A group of senators from oil-friendly states sent a letter to President Trump last week claiming that if the recent 10th Circuit Court decision on small refinery exemptions is allowed to stand it “will jeopardize nearly all small refineries” in the country.
Senate Committee on Environment and Public Works (EPW) Chairman Senator John Barrasso (R-WY) spearheaded the letter urging the president “to act regarding the decision and if necessary, seek review by the U.S. Supreme Court.”
The senators wrote:
Since the decision, the price of RFS compliance credits (or RINs) has already tripled.

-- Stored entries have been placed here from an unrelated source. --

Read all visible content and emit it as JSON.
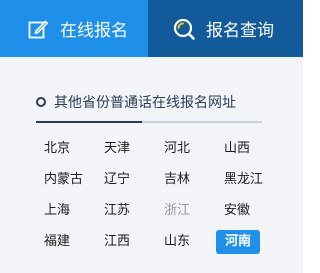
{
  "tabs": [
    {
      "label": "在线报名",
      "icon": "edit-icon",
      "active": true
    },
    {
      "label": "报名查询",
      "icon": "search-icon",
      "active": false
    }
  ],
  "section": {
    "title": "其他省份普通话在线报名网址"
  },
  "colors": {
    "active_tab": "#1e90ea",
    "inactive_tab": "#135a9b",
    "highlight": "#1e90ea",
    "heading": "#2a3d57"
  },
  "provinces": [
    {
      "name": "北京"
    },
    {
      "name": "天津"
    },
    {
      "name": "河北"
    },
    {
      "name": "山西"
    },
    {
      "name": "内蒙古"
    },
    {
      "name": "辽宁"
    },
    {
      "name": "吉林"
    },
    {
      "name": "黑龙江"
    },
    {
      "name": "上海"
    },
    {
      "name": "江苏"
    },
    {
      "name": "浙江",
      "state": "dim"
    },
    {
      "name": "安徽"
    },
    {
      "name": "福建"
    },
    {
      "name": "江西"
    },
    {
      "name": "山东"
    },
    {
      "name": "河南",
      "state": "active"
    }
  ]
}
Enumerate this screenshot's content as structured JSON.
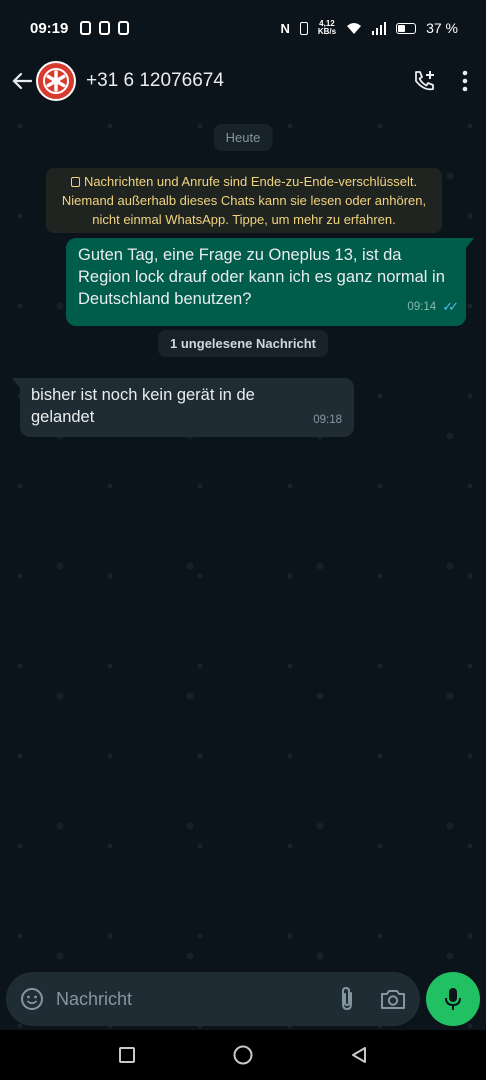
{
  "status": {
    "time": "09:19",
    "network_speed": "4,12\nKB/s",
    "battery": "37 %",
    "battery_level": 0.37
  },
  "header": {
    "contact": "+31 6 12076674"
  },
  "chat": {
    "date_label": "Heute",
    "encryption_notice": "Nachrichten und Anrufe sind Ende-zu-Ende-verschlüsselt. Niemand außerhalb dieses Chats kann sie lesen oder anhören, nicht einmal WhatsApp. Tippe, um mehr zu erfahren.",
    "outgoing": {
      "text": "Guten Tag, eine Frage zu Oneplus 13, ist da Region lock drauf oder kann ich es ganz normal in Deutschland benutzen?",
      "time": "09:14"
    },
    "unread_label": "1 ungelesene Nachricht",
    "incoming": {
      "text": "bisher ist noch kein gerät in de gelandet",
      "time": "09:18"
    }
  },
  "composer": {
    "placeholder": "Nachricht"
  },
  "colors": {
    "accent": "#21c063",
    "outgoing_bubble": "#005c4b",
    "incoming_bubble": "#202c33"
  }
}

If your administration does not appeal the decision, RIN prices will increase exponentially.
Renewable Fuels Association (RFA) chief economist Scott Richman refutes the senators claims in a blog post noting that the “impact of RINs on refiners has been specifically refuted by both the court and the EPA” mainly because they pass those costs on to their customers at the terminal.
While RIN prices have increased since the court’s ruling, this is reflective of prices having been artificially suppressed by the massive number of RINs reinstated by the EPA in connection with exemptions over the last few years (Exhibit 1). Notably, a significant portion of the increase occurred on Wednesday, when ethanol (D6) RIN prices were curiously bid up an unusual 17% on the day before the senators’ letter was released and a reported White House meeting was to be held. However, it is important to take a longer-term view: RIN prices remain nearly two-thirds below the levels experienced in late 2017, just prior to the start of the large-scale granting of exemptions.